Doctors have faced “worrying levels of abuse” in past month, BMA reportsBMJ 2021; 374 doi: https://doi.org/10.1136/bmj.n1977 (Published 10 August 2021) Cite this as: BMJ 2021;374:n1977
Just over half (51%) of GPs and 30% of hospital doctors have reported experiencing verbal abuse in the past month, a survey of 2478 doctors and medical students in England, Wales, and Northern Ireland has found.
The survey, carried out by the BMA, found that doctors have faced “worrying levels of abuse” at a time while also dealing with the greatest health crisis in a generation, the covid-19 pandemic. A fifth of the GPs reported being threatened.
Half of all respondents (51%) had witnessed violence or abuse against other staff, and this was especially high (67%) for those working in general practice.
Hospital doctors were the most likely to report abuse of nurses (87%) or other doctors (65%), while in general practice 96% of those who had seen colleagues face abuse said this was directed at reception staff.
Two thirds (67%) of the GPs responding to the survey said that their experience of abuse, threatening behaviour, or violence had worsened in the past year, and, although the doctors listed a variety of factors, most (75% of GPs and 54% of hospital doctors) said the perpetrator was dissatisfied with the service or access.
Richard Vautrey, chair of the BMA’s General Practitioners Committee, said, “Facing such abuse leaves doctors fearing for the safety of themselves, their colleagues, and their loved ones, which can have a profound effect on their wellbeing. It can leave even the most resilient GP feeling alienated and undervalued, leaving them questioning their career when the NHS can ill afford to lose any more staff in general practice. Meanwhile, being on the receiving end of rudeness can impact productivity and the quality of work, ultimately threatening patient care.”
Vautrey has called on the government and NHS England to have an “honest public conversation” about the “precarious state the NHS now finds itself in after 18 months of managing a pandemic, so that people have realistic expectations, and to prevent staff bearing the brunt of frustration and anger.”
Reports of abuse of health and social care staff have been rife during the pandemic. A survey by the Medical Protection Society found that 52% of staff had received threats of physical abuse while working on the covid-19 vaccination programme and that 53% reported that their surgery or vaccination centre had been defaced by antivaccination material.1
Also, GPs have reported facing angry patients when asking them to get tested for covid-19, a situation not helped by lack of public messaging about the symptoms of the delta variant or about the fact that vaccination doesn’t mean you can’t be infected by SARS-CoV-2.2
At last year’s conference of local medical committees in England, GPs said that NHS England and NHS Improvement’s habit of briefing journalists before communicating with the profession had led to a rise in complaints and abuse received by GPs. They were referring to an episode where journalists had been briefed on a letter to GPs reminding them that patients must be offered face to face appointments. GPs called on NHS England and NHS Improvement to apologise for these “abhorrent and insulting” communications.3
The chair of the BMA’s Consultants Committee, Vishal Sharma, said, “We cannot let people take out their frustration at a system on individual doctors or their colleagues, who truly are doing their best in the most difficult of situations. Even before the pandemic we were vastly understaffed, and abusive behaviour will drive more and more talented and experienced doctors away from the NHS at a time when we need them most . . . We urge our patients to afford the same compassion to staff that they are shown in hospital, after what has been the most horrific year of our careers.”
One GP’s account of abuse
Describing the recent abuse she has received, a GP partner in southwest England said, “In just the last week I have been shouted at because I asked someone to do a PCR test for their new cough and fever, and I was called the most horrifically offensive name after I asked someone not to come into the surgery waiting room with a cough and instead asked them to come to our onsite ‘hot clinic’ where people with covid symptoms can be seen safely.

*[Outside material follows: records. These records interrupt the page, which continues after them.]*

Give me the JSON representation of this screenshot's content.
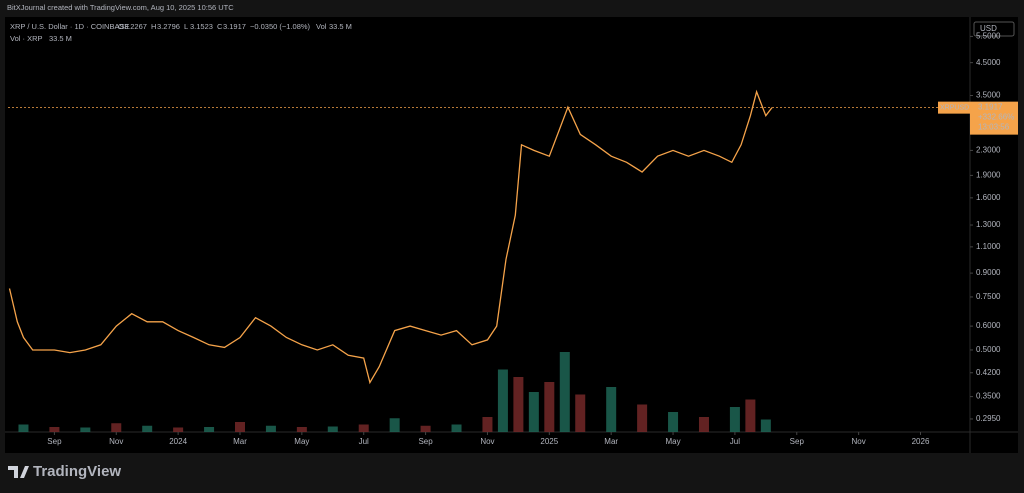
{
  "header": {
    "attribution": "BitXJournal created with TradingView.com, Aug 10, 2025 10:56 UTC",
    "symbol": "XRP / U.S. Dollar · 1D · COINBASE",
    "ohlc": [
      {
        "key": "O",
        "text": "3.2267"
      },
      {
        "key": "H",
        "text": "3.2796"
      },
      {
        "key": "L",
        "text": "3.1523"
      },
      {
        "key": "C",
        "text": "3.1917"
      }
    ],
    "change": "−0.0350 (−1.08%)",
    "vol_key": "Vol",
    "vol": "33.5 M",
    "vol_legend": "Vol · XRP",
    "vol_legend_value": "33.5 M",
    "currency": "USD",
    "brand": "TradingView"
  },
  "chart_data": {
    "type": "line",
    "log_scale": true,
    "price_label": {
      "symbol": "XRPUSD",
      "price": "3.1917",
      "change": "+332.66%",
      "countdown": "13:03:56"
    },
    "xlim": [
      -1.5,
      29.6
    ],
    "xticks": [
      {
        "value": 0,
        "label": "Sep"
      },
      {
        "value": 2,
        "label": "Nov"
      },
      {
        "value": 4,
        "label": "2024"
      },
      {
        "value": 6,
        "label": "Mar"
      },
      {
        "value": 8,
        "label": "May"
      },
      {
        "value": 10,
        "label": "Jul"
      },
      {
        "value": 12,
        "label": "Sep"
      },
      {
        "value": 14,
        "label": "Nov"
      },
      {
        "value": 16,
        "label": "2025"
      },
      {
        "value": 18,
        "label": "Mar"
      },
      {
        "value": 20,
        "label": "May"
      },
      {
        "value": 22,
        "label": "Jul"
      },
      {
        "value": 24,
        "label": "Sep"
      },
      {
        "value": 26,
        "label": "Nov"
      },
      {
        "value": 28,
        "label": "2026"
      }
    ],
    "ylim": [
      0.267,
      6.38
    ],
    "yticks": [
      {
        "value": 0.295,
        "label": "0.2950"
      },
      {
        "value": 0.35,
        "label": "0.3500"
      },
      {
        "value": 0.42,
        "label": "0.4200"
      },
      {
        "value": 0.5,
        "label": "0.5000"
      },
      {
        "value": 0.6,
        "label": "0.6000"
      },
      {
        "value": 0.75,
        "label": "0.7500"
      },
      {
        "value": 0.9,
        "label": "0.9000"
      },
      {
        "value": 1.1,
        "label": "1.1000"
      },
      {
        "value": 1.3,
        "label": "1.3000"
      },
      {
        "value": 1.6,
        "label": "1.6000"
      },
      {
        "value": 1.9,
        "label": "1.9000"
      },
      {
        "value": 2.3,
        "label": "2.3000"
      },
      {
        "value": 3.5,
        "label": "3.5000"
      },
      {
        "value": 4.5,
        "label": "4.5000"
      },
      {
        "value": 5.5,
        "label": "5.5000"
      }
    ],
    "series": [
      {
        "name": "XRP",
        "color": "#f5a34a",
        "x": [
          -1.45,
          -1.2,
          -1,
          -0.7,
          0,
          0.5,
          1,
          1.5,
          2,
          2.5,
          3,
          3.5,
          4,
          4.5,
          5,
          5.5,
          6,
          6.5,
          7,
          7.5,
          8,
          8.5,
          9,
          9.5,
          10,
          10.2,
          10.5,
          11,
          11.5,
          12,
          12.5,
          13,
          13.5,
          14,
          14.3,
          14.6,
          14.9,
          15.1,
          15.5,
          16,
          16.6,
          17,
          17.5,
          18,
          18.5,
          19,
          19.5,
          20,
          20.5,
          21,
          21.5,
          21.9,
          22.2,
          22.5,
          22.7,
          23,
          23.2
        ],
        "values": [
          0.8,
          0.62,
          0.55,
          0.5,
          0.5,
          0.49,
          0.5,
          0.52,
          0.6,
          0.66,
          0.62,
          0.62,
          0.58,
          0.55,
          0.52,
          0.51,
          0.55,
          0.64,
          0.6,
          0.55,
          0.52,
          0.5,
          0.52,
          0.48,
          0.47,
          0.39,
          0.44,
          0.58,
          0.6,
          0.58,
          0.56,
          0.58,
          0.52,
          0.54,
          0.6,
          1.0,
          1.4,
          2.4,
          2.3,
          2.2,
          3.2,
          2.6,
          2.4,
          2.2,
          2.1,
          1.95,
          2.2,
          2.3,
          2.2,
          2.3,
          2.2,
          2.1,
          2.4,
          3.0,
          3.6,
          3.0,
          3.19
        ]
      }
    ],
    "volume": {
      "up_color": "#1f6b5a",
      "down_color": "#7a2a2a",
      "ylim": [
        0,
        400
      ],
      "x": [
        -1,
        0,
        1,
        2,
        3,
        4,
        5,
        6,
        7,
        8,
        9,
        10,
        11,
        12,
        13,
        14,
        14.5,
        15,
        15.5,
        16,
        16.5,
        17,
        18,
        19,
        20,
        21,
        22,
        22.5,
        23
      ],
      "values": [
        30,
        20,
        18,
        35,
        25,
        18,
        20,
        40,
        25,
        20,
        22,
        30,
        55,
        25,
        30,
        60,
        250,
        220,
        160,
        200,
        320,
        150,
        180,
        110,
        80,
        60,
        100,
        130,
        50
      ]
    }
  }
}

“I was also told to ‘go back to where you come from’ by a patient who was unhappy at me being unable to tell him when he would be seen in hospital. The misleading headlines about practices being closed haven’t helped at all. A few months ago a patient I was seeing face to face, less than three hours after she rang the surgery, told me it was ‘impossible to see a doctor as you’re not seeing patients’ … This feels so unfair and unkind when we have never closed and never stopped seeing patients.
“These behaviours are causing staff members, from receptionists to nurses and GPs, to want to quit. Our local practice managers are so distressed by the unrelenting complaints and poor behaviour that they are leaving in droves. The social contract that general practice prides itself on . . . seems to have broken down, and people think it’s ok to be rude and unkind.”